Immigration and Sino–U.S. Foreign Relations
Tuesday, 16 Nov 2021 at 6:00 pm – Great Hall, Memorial Union
Through the lens of Chinese immigration and its regulation, this lecture explores key values and approaches applied by the U.S. government in managing racial and cultural diversity in its population and how immigration policy interacts with economic and international relations priorities.  As a racial minority associated with a major world power and economy, Chinese American and immigrant experiences reveal major shifts in U.S. conceptions of democracy and its place in the world. ÂMadeline Y. Hsu is Professor of History at the University of Texas at Austin and served as Director of the Center for Asian American Studies eight years (2006-2014). She was president of the Immigration and Ethnic History Society and is presently representative-at-large for the International Society for the Study of Chinese Overseas. She was born in Columbia, Missouri but grew up in Taiwan and Hong Kong between visits with her grandparents at their store in Altheimer, Arkansas. She received her undergraduate degrees in History from Pomona College and PhD from Yale University. Her first book was Dreaming of Gold, Dreaming of Home: Transnationalism and Migration between the United States and South China, 1882-1943 (Stanford University Press, 2000). Her most recent monograph, The Good Immigrants: How the Yellow Peril Became the Model Minority (Princeton University Press, 2015), received awards from the Society for Historians of American Foreign Relations, the Immigration and Ethnic History Society, the Asian Pacific American Librarians Association, and the Association for Asian American Studies.

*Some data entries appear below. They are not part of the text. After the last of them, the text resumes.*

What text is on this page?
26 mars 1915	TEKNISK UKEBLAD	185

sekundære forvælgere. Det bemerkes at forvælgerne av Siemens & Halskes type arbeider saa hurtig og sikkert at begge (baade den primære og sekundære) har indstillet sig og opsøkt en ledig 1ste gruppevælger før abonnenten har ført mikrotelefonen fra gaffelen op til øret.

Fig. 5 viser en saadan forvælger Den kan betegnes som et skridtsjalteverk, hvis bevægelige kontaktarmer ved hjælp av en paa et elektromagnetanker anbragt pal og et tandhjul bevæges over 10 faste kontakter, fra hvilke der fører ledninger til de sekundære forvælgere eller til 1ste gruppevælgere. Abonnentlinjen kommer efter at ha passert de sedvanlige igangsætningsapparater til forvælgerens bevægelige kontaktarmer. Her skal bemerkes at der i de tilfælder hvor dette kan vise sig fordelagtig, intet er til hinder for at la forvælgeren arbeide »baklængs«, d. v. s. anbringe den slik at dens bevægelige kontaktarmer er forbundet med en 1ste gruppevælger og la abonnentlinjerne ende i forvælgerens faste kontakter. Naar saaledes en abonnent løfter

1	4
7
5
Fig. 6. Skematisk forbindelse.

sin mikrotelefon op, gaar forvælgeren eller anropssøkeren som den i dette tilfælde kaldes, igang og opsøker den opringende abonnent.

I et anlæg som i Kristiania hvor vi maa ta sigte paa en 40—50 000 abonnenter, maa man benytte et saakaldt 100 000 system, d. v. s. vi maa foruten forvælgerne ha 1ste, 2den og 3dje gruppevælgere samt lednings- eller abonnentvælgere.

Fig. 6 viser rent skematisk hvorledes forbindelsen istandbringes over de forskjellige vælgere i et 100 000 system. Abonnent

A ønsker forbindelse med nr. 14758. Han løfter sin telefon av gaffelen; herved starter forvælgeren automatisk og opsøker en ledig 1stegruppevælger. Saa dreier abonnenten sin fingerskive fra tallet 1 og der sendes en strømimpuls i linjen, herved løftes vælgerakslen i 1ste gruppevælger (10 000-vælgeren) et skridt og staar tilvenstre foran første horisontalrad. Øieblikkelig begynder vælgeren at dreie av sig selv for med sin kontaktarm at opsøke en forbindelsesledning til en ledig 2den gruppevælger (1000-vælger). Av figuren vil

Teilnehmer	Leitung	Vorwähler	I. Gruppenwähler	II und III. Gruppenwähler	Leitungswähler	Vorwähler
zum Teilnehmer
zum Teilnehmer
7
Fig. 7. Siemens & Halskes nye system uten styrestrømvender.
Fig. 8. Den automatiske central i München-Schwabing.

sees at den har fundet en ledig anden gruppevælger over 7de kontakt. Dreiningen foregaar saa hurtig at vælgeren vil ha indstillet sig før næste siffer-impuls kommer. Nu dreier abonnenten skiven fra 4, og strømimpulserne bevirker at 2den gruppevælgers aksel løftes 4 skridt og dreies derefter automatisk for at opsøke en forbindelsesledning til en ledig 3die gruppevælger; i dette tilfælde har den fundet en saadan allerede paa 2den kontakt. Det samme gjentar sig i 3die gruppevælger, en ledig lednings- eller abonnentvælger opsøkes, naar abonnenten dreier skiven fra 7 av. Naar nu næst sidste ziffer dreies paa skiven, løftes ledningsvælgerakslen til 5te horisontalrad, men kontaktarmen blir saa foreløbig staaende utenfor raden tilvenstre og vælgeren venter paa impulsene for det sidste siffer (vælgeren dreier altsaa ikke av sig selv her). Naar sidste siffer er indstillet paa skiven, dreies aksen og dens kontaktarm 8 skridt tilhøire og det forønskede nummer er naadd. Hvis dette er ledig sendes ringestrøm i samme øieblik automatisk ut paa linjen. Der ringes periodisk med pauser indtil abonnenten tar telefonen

Stay for the entire event, including the brief question-and-answer session that follows the formal presentation. Most events run 75 minutes.
Sign-ins are after the event concludes. For lectures in the Memorial Union, go to the information desk in the Main Lounge. In other academic buildings, look for signage outside the auditorium.
Lecture Etiquette
- Stay for the entire lecture and the brief audience Q&A. If a student needs to leave early, he or she should sit near the back and exit discreetly.
- Do not bring food or uncovered drinks into the lecture.
- Check with Lectures staff before taking photographs or recording any portion of the event. There are often restrictions. Cell phones, tablets and laptops may be used to take notes or for class assignments.
- Keep questions or comments brief and concise to allow as many as possible.